Insurance Isn’t the Only Way

Group health insurance is not the only way to satisfy the ACA’s employer mandate for MEC. You can also choose a self-funded or level-funded plan. Both types of plans can be administered in-house or left to third-party administrators (TPAs).

According to StarMed, a TPA based in Las Vegas, self-funded health plans are low-cost alternatives to traditional insurance. They are funded entirely by employers and their employees. A level-funded plan is a type of self-funded plan that offers more stability and reliability by tying claim payments to an insurance carrier.

Health Plans Are Considered the Bare Minimum

You should also know that, as far as employees are concerned, health plans are considered the bare minimum.
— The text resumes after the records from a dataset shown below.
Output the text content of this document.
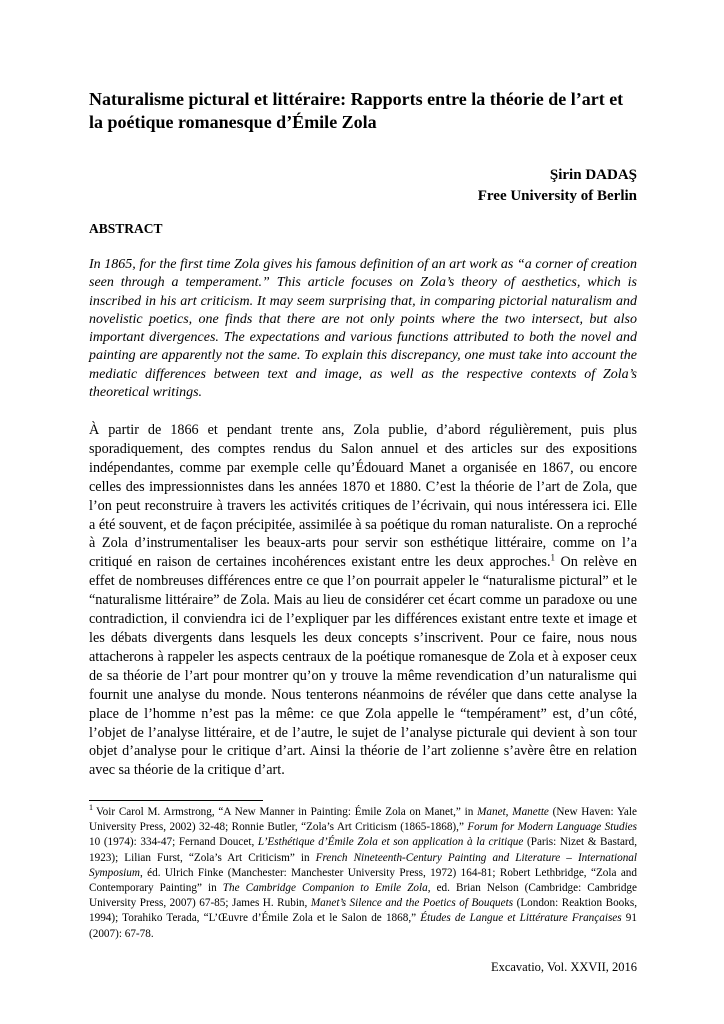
Naturalisme pictural et littéraire: Rapports entre la théorie de l’art et la poétique romanesque d’Émile Zola
Şirin DADAŞ
Free University of Berlin
ABSTRACT

In 1865, for the first time Zola gives his famous definition of an art work as “a corner of creation seen through a temperament.” This article focuses on Zola’s theory of aesthetics, which is inscribed in his art criticism. It may seem surprising that, in comparing pictorial naturalism and novelistic poetics, one finds that there are not only points where the two intersect, but also important divergences. The expectations and various functions attributed to both the novel and painting are apparently not the same. To explain this discrepancy, one must take into account the mediatic differences between text and image, as well as the respective contexts of Zola’s theoretical writings.

À partir de 1866 et pendant trente ans, Zola publie, d’abord régulièrement, puis plus sporadiquement, des comptes rendus du Salon annuel et des articles sur des expositions indépendantes, comme par exemple celle qu’Édouard Manet a organisée en 1867, ou encore celles des impressionnistes dans les années 1870 et 1880. C’est la théorie de l’art de Zola, que l’on peut reconstruire à travers les activités critiques de l’écrivain, qui nous intéressera ici. Elle a été souvent, et de façon précipitée, assimilée à sa poétique du roman naturaliste. On a reproché à Zola d’instrumentaliser les beaux-arts pour servir son esthétique littéraire, comme on l’a critiqué en raison de certaines incohérences existant entre les deux approches.$^1$ On relève en effet de nombreuses différences entre ce que l’on pourrait appeler le “naturalisme pictural” et le “naturalisme littéraire” de Zola. Mais au lieu de considérer cet écart comme un paradoxe ou une contradiction, il conviendra ici de l’expliquer par les différences existant entre texte et image et les débats divergents dans lesquels les deux concepts s’inscrivent. Pour ce faire, nous nous attacherons à rappeler les aspects centraux de la poétique romanesque de Zola et à exposer ceux de sa théorie de l’art pour montrer qu’on y trouve la même revendication d’un naturalisme qui fournit une analyse du monde. Nous tenterons néanmoins de révéler que dans cette analyse la place de l’homme n’est pas la même: ce que Zola appelle le “tempérament” est, d’un côté, l’objet de l’analyse littéraire, et de l’autre, le sujet de l’analyse picturale qui devient à son tour objet d’analyse pour le critique d’art. Ainsi la théorie de l’art zolienne s’avère être en relation avec sa théorie de la critique d’art.

$^1$ Voir Carol M. Armstrong, “A New Manner in Painting: Émile Zola on Manet,” in Manet, Manette (New Haven: Yale University Press, 2002) 32-48; Ronnie Butler, “Zola’s Art Criticism (1865-1868),” Forum for Modern Language Studies 10 (1974): 334-47; Fernand Doucet, L’Esthétique d’Émile Zola et son application à la critique (Paris: Nizet & Bastard, 1923); Lilian Furst, “Zola’s Art Criticism” in French Nineteenth-Century Painting and Literature – International Symposium, éd. Ulrich Finke (Manchester: Manchester University Press, 1972) 164-81; Robert Lethbridge, “Zola and Contemporary Painting” in The Cambridge Companion to Emile Zola, ed. Brian Nelson (Cambridge: Cambridge University Press, 2007) 67-85; James H. Rubin, Manet’s Silence and the Poetics of Bouquets (London: Reaktion Books, 1994); Torahiko Terada, “L’Œuvre d’Émile Zola et le Salon de 1868,” Études de Langue et Littérature Françaises 91 (2007): 67-78.

Excavatio, Vol. XXVII, 2016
Today’s employees have a reasonable expectation that they will have access to some sort of employer-sponsored plan. As such, it is nearly impossible to build a competitive benefits package if a health plan isn’t included.

The obvious exception here is coverage for part-time or minimum-wage workers. Neither type of worker necessarily expects MEC-qualifying plans. If you can offer one, great. But if not, it probably won’t affect your ability to hire and retain part-time and minimum-wage workers.

Retirement Plans Are a Big Plus

It is not unusual for an entry-level benefits package to combine both a health plan and a retirement plan option. Retirement plans in this day and age are pretty much 401(k) plans. Employers contribute a certain amount, usually as a matching amount based on a predetermined ratio. Employees contribute through payroll deductions.

Voluntary Benefits Are More Important These Days

A typical employer benefits package offers both a health plan and a retirement option. Anything above and beyond is considered an extra. Note that these extra benefits are classified as voluntary benefits for the simple fact that employees can choose to participate on an as-needed basis.

Voluntary benefits are cost-effective because you can share the cost with your employees or put it all on them. This means you can offer a basket of voluntary benefits without putting a big dent in the budget.

You have a lot to think about as you prepare for that first benefits package. Don’t go it alone. Hook up with a benefits broker, consultant, or third-party administrator who can help you create and administer the best possible package for your employees.